Using them is essentially the same as 10 frame boxes, though you need to remember that each box holds fewer frames and less honey. Not only are 8 frame boxes lighter, but their narrowness more closely matches the width of a slighter person's hips and shoulders.
In brood boxes, up to twelve frames can be used, but (once propolised), twelve frames are typically too tight a fit for easy use, and eleven frames (with, perhaps, a dummy board filling the space) are more common; in honey supers, between nine and twelve can be used, depending on the spacing chosen.
Beekeepers often transfer frames of brood from one colony to another, either to boost the populations of small colonies, or to reduce the strength of colonies in an effort to prevent swarming.
The most common way is to put the frames back in the supers just harvested and put the supers back on your hives. Then in a few days, the bees will have cleaned up the mess and you're left with a super full of clean, dry, not sticky frames.
A brood frame is a frame that the queen has laid eggs in, and they are raising brood.
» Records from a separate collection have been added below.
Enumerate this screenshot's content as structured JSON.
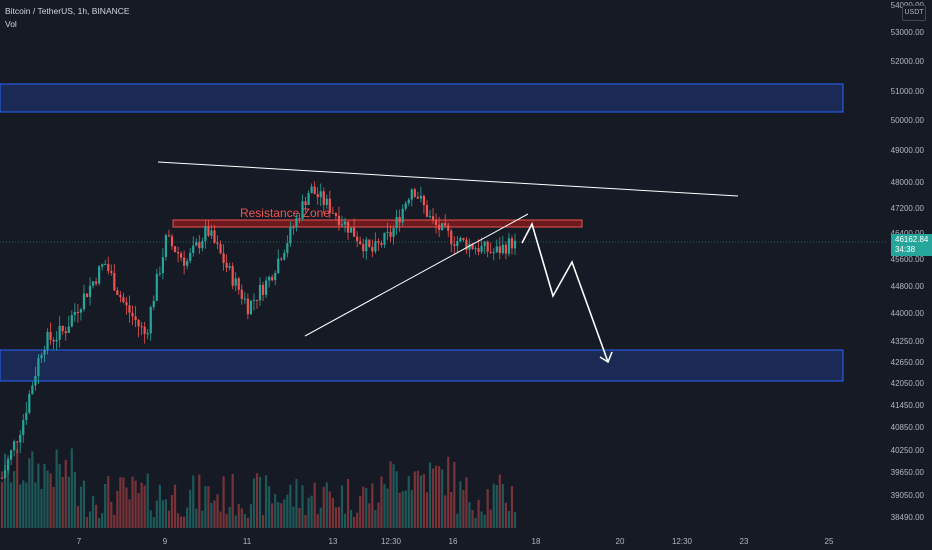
{
  "header": {
    "symbol_line": "Bitcoin / TetherUS, 1h, BINANCE",
    "volume_label": "Vol"
  },
  "currency_button": "USDT",
  "last_price": {
    "value": "46162.84",
    "countdown": "34:38",
    "color": "#26a69a"
  },
  "colors": {
    "background": "#161a25",
    "up": "#26a69a",
    "down": "#ef5350",
    "support_zone": "#1e3d8f",
    "resistance_zone": "#b71c1c",
    "trendline": "#ffffff"
  },
  "chart_data": {
    "type": "candlestick",
    "x_tick_labels": [
      "7",
      "9",
      "11",
      "13",
      "12:30",
      "16",
      "18",
      "20",
      "12:30",
      "23",
      "25"
    ],
    "y_tick_labels": [
      "54000.00",
      "53000.00",
      "52000.00",
      "51000.00",
      "50000.00",
      "49000.00",
      "48000.00",
      "47200.00",
      "46400.00",
      "45600.00",
      "44800.00",
      "44000.00",
      "43250.00",
      "42650.00",
      "42050.00",
      "41450.00",
      "40850.00",
      "40250.00",
      "39650.00",
      "39050.00",
      "38490.00"
    ],
    "approx_price_path": [
      39500,
      41000,
      43200,
      43500,
      44500,
      45500,
      44200,
      43400,
      46200,
      45500,
      46500,
      45300,
      44200,
      45000,
      46300,
      47800,
      47200,
      46500,
      45800,
      46400,
      47900,
      46700,
      46200,
      46000,
      45800,
      46162.84
    ],
    "last_price": 46162.84,
    "annotations": [
      {
        "type": "zone",
        "label": "",
        "from": 50300,
        "to": 51200
      },
      {
        "type": "zone",
        "label": "Resistance Zone",
        "from": 46700,
        "to": 46950
      },
      {
        "type": "zone",
        "label": "",
        "from": 42150,
        "to": 43050
      },
      {
        "type": "trendline",
        "label": "",
        "from": 48700,
        "to": 47700
      },
      {
        "type": "trendline",
        "label": "",
        "from": 43600,
        "to": 47100
      },
      {
        "type": "projection-arrow",
        "label": "",
        "from": 46100,
        "to": 42500
      }
    ],
    "legend": [
      "Bitcoin / TetherUS, 1h, BINANCE",
      "Vol"
    ],
    "grid": false
  }
}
It is usually a deep frame but can also be a medium frame. A honey super frame is a frame in which the bees store excess honey in, which is typically a medium frame.
Generally, lots of full sun is ideal to keep the hives warm and dry, with some shade in the hottest hours of the afternoon. In areas with very hot summers, however, a shadier spot will be better. Wind chill is another environmental factor to consider.
Utilize a hive stand or cinder blocks to elevate the hive 12 to 18 inches off of the ground to keep it safe from skunks and other animals which may want to disturb the hive. Place a large rock on top or strap down your hive to keep it safe from raccoons, wind, etc.
It's also important to think about your honey bees' comfort within the hive. The more compact 8-frame hive box is more optimal than the 10-frame hive. The 8-frame proves particularly beneficial in the winter, as it provides a cozier, better-insulated home for the bees' cluster.
In a top bar hive, there are no frames. There are pieces of wood that hang on the top of the inside of the box and the bees build their comb off these bars. There are usually 20-28 bars which mean the bees can build that many combs.
In brood boxes, up to twelve frames can be used, but (once propolised), twelve frames are typically too tight a fit for easy use, and eleven frames (with, perhaps, a dummy board filling the space) are more common; in honey supers, between nine and twelve can be used, depending on the spacing chosen.
Inside the hive body and honey super are 10 frames, which bees use to create comb for raising brood and producing honey. Be aware that bees may instinctively move up the hive instead of using all available frames. Langstroth beehives are available in wood and plastic.
Introduction: My name is Merrill Bechtelar CPA, I am a clean, agreeable, glorious, magnificent, witty, enchanting, comfortable person who loves writing and wants to share my knowledge and understanding with you.